Walf.sn – Les cas de divorces foisonnent. Et les plaintes ne cessent d’envahir le bureau du commandant de brigade de gendarmerie de Vélingara déposées par des émigrés, dont les épouses ont été engrossées en leur absence. Un nouveau fléau qui inquiète les populations.(Correspondance) – Des plaintes sont déposées quotidiennement sur la table du commandant de brigade de gendarmerie de Vélingara par des émigrés dont les épouses ont été engrossées en leur absence. Pis, lors des audiences du tribunal départemental, le juge statue à 90 % sur des problèmes d’adultères et de divorces. Une situation qui inquiète les autorités locales et judiciaires. Selon des sources concordantes, les hommes en bleu ne travaillent chaque jour qu’à réconcilier des couples ou à recevoir des plaintes.

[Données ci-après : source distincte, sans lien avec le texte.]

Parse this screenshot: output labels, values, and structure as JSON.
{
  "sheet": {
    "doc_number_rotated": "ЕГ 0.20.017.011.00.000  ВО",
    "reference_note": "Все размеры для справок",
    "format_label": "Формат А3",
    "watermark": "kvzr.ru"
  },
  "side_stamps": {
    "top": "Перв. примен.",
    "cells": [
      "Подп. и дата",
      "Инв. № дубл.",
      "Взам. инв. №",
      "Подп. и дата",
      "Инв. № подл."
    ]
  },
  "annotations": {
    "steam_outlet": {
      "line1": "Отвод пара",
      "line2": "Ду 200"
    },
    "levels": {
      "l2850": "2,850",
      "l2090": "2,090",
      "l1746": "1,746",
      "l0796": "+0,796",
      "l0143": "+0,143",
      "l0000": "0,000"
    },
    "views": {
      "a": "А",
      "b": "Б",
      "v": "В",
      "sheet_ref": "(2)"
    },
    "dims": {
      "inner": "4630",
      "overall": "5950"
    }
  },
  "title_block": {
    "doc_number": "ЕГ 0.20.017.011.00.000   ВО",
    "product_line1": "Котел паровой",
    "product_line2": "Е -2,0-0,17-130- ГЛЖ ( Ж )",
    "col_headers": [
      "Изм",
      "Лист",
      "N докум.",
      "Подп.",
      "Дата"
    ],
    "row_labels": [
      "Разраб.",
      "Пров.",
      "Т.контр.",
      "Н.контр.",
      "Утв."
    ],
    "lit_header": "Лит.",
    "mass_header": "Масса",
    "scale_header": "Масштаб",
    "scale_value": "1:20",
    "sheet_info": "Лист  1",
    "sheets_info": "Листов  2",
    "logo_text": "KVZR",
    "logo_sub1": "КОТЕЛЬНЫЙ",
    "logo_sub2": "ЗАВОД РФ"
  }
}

Les années 90, poursuit notre source, ont coïncidé avec le développement de l’émigration clandestine dans le Fouladou. De nombreux jeunes démunis ont pu rallier les côtes espagnoles par l’océan ou le désert. Et en un temps record, le visage de la ville de Vélingara et des gros villages environnants a changé avec de belles villas qui sortaient de terre. En vacances au pays, ces jeunes émigrés, revenant avec des voitures rutilantes, faisaient l’objet de convoitises dans les coins et recoins du département. Même les belles filles n’ont pas échappé aux Ibra italiens ou espagnols. Les euros domptaient tous les désirs de ces femmes qui ne pouvaient s’opposer à ces unions d’intérêt de peur d’être exclues par la famille.Mais la majorité des femmes qui sont mariées aux émigrés, ont vite déchanté. D’abord, elles n’ont jamais rejoint leurs maris en Europe. Ensuite, elles restent cinq à dix ans sans voir leurs époux. Seulement, ainsi que le rappelle l’enseignant Mamadou Baldé, ‘le mariage ne se limite pas aux besoins matériels. Si c’était le cas, elles pouvaient ne jamais se marier parce que chez elles, elles mangent à leur faim.’ Et, renchérit Demba Mballo, ‘l’élément principal qui stabilise un foyer, c’est la satisfaction des libidos’.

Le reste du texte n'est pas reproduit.